China does have the firepower to end its housing crisis with a “big-bang solution,” according to Bloomberg Economics. But it’s unlikely to pull the trigger.

“The consensus among investors is that there is almost nothing when it comes to policies unveiled at the meeting that could be potent enough to turn around sentiment,” said Yang Tingwu, partner at Fujian Tongheng Investment Ltd. “On the flip side, that also means there won’t be much of a disappointment regardless of what the Plenum brings.”

Here are four charts showing the dire mood in the stock market.

Trading has thinned as stocks lost momentum, pushing turnover in Shanghai and Shenzhen this week down to levels seen during previous routs.

Trading activity is as sluggish as it was in late September 2022, which was also just before the 20th Party Congress. Back then, investor skepticism was at its peak due to harsh Covid lockdowns. It also matches levels seen during December that year, when a sudden removal of pandemic restrictions spurred nationwide infections and kept traders at home.
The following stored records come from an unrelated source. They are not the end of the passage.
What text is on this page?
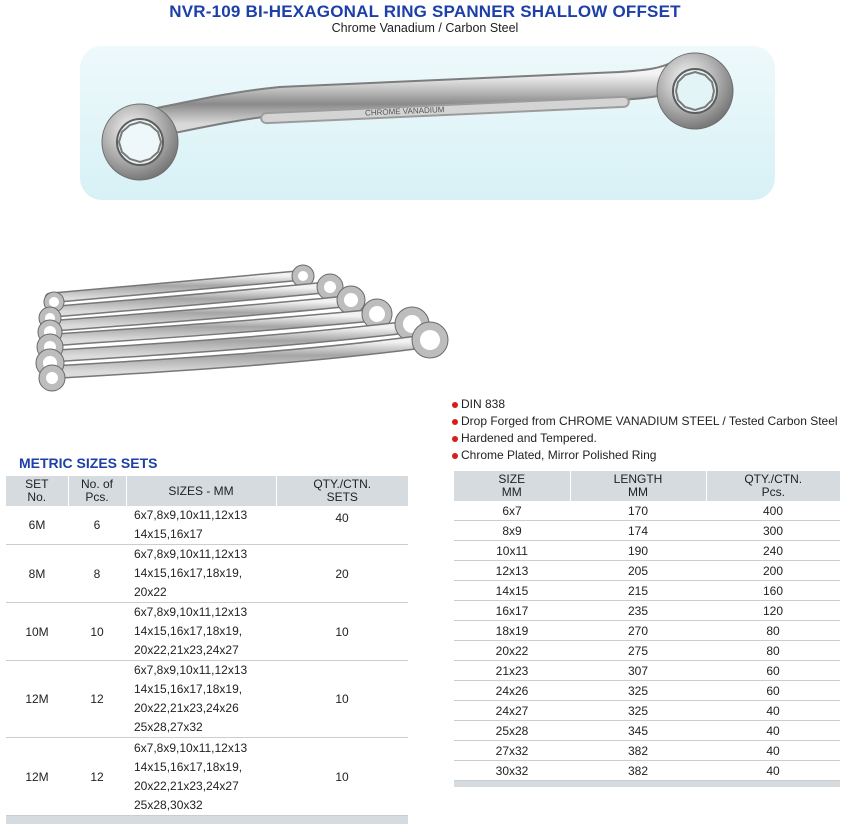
NVR-109 BI-HEXAGONAL RING SPANNER SHALLOW OFFSET
Chrome Vanadium / Carbon Steel
CHROME VANADIUM
DIN 838
Drop Forged from CHROME VANADIUM STEEL / Tested Carbon Steel
Hardened and Tempered.
Chrome Plated, Mirror Polished Ring
METRIC SIZES SETS
SET
No.	No. of
Pcs.	SIZES - MM	QTY./CTN.
SETS
6M	6	6x7,8x9,10x11,12x13
14x15,16x17	40
8M	8	6x7,8x9,10x11,12x13
14x15,16x17,18x19,
20x22	20
10M	10	6x7,8x9,10x11,12x13
14x15,16x17,18x19,
20x22,21x23,24x27	10
12M	12	6x7,8x9,10x11,12x13
14x15,16x17,18x19,
20x22,21x23,24x26
25x28,27x32	10
12M	12	6x7,8x9,10x11,12x13
14x15,16x17,18x19,
20x22,21x23,24x27
25x28,30x32	10

SIZE
MM	LENGTH
MM	QTY./CTN.
Pcs.
6x7	170	400
8x9	174	300
10x11	190	240
12x13	205	200
14x15	215	160
16x17	235	120
18x19	270	80
20x22	275	80
21x23	307	60
24x26	325	60
24x27	325	40
25x28	345	40
27x32	382	40
30x32	382	40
Outstanding margin balance, often read as a proxy for risk appetite, has also edged lower though it remains higher than earlier this year.

While the benchmark CSI 300 Index remains 8% above its February nadir, the valuation picture is nearly as bleak. Some 856 companies in Shanghai and Shenzhen bourses traded below book value on Wednesday versus 930 during the depth of the rout.

The number of firms trading below that threshold has been rising over the past couple of months as small firms with weak financial health continue to be sold off. Concerns include potential some will be delisted following a shift in the regulatory stance.

Read: China’s Small Caps Gain as CSRC Seeks to Ease Delisting Concerns

Another indicator shows it’s not just the health of smaller companies that’s worrying. More than a quarter of the members on the CSI 300 Index hit oversold levels this week, nearing the amount seen in February. Meanwhile, a little over 10% of Shanghai Composite members are trading above their 50-day moving averages, another sign of poor market breadth.

The loss of momentum and a dearth of catalysts have led foreign investors to sell in all but three sessions over the past month through Tuesday. If the trend continues, July would be a second month of withdrawals and potentially flip year-to-date flows to the negative. That’s in sharp contrast to a bout of inflows during February to May.